Insgesamt umfasste die Analyse 793 Proteine, von denen sich 494 identifizieren ließen. Nach sechs Stunden Schlafentzug fanden die Wissenschaftler Unterschiede bei der Expression von 66 Proteinen. Zum Teil gab es Übereinstimmungen mit dem Proteom von Patienten mit obstruktiver Schlafapnoe.
Die Forscher konnten biologische Funktionen wie eine veränderte Gerinnung und Thrombozytenfunktion, eine gestörte Lipid- und Immunfunktion und Zellproliferation mit den Veränderungen der Proteinstruktur in Zusammenhang bringen. Manche der Unterschiede waren laut Datenbanken mit höheren Risiken für Herz-Kreislauf-Erkrankungen, pulmonale arterielle Hypertonie, Thrombosen oder neurodegenerative Erkrankungen wie Alzheimer und Parkinson assoziiert. Andere Proteine verändern das Lipid- und Cholesterinprofil sowie den Transport dieser Moleküle, das Immunsystem und inflammatorische Reaktionen.
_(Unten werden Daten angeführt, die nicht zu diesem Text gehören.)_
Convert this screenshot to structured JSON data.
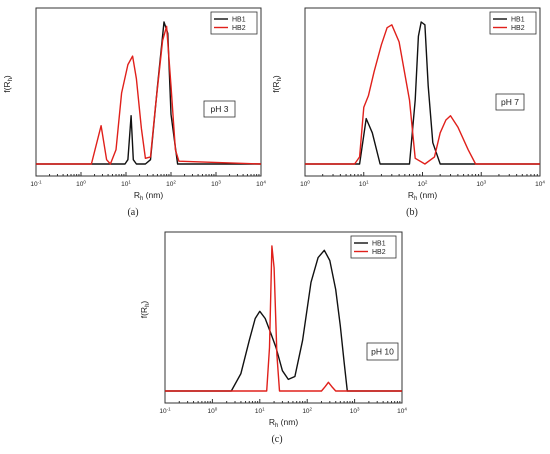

Die Ergebnisse liefern erste Hinweise auf pathophysiologische Mechanismen – nicht mehr, nicht weniger. Größere Studien mit Frauen und Männern verschiedenen Alters, aber auch mit längerem Schlafentzug oder mit Patienten, die erwiesenermaßen Schlafstörungen haben, sind erforderlich, um Resultate dieser kleinen Pilotstudie zu überprüfen. Bestenfalls bestätigt sich die Hoffnung vieler Ärzte, anhand von Biomarkern Schlafstörungen ohne großen Aufwand nachzuweisen – mit ELISA anstelle der technisch aufwändigen HPLC/MS.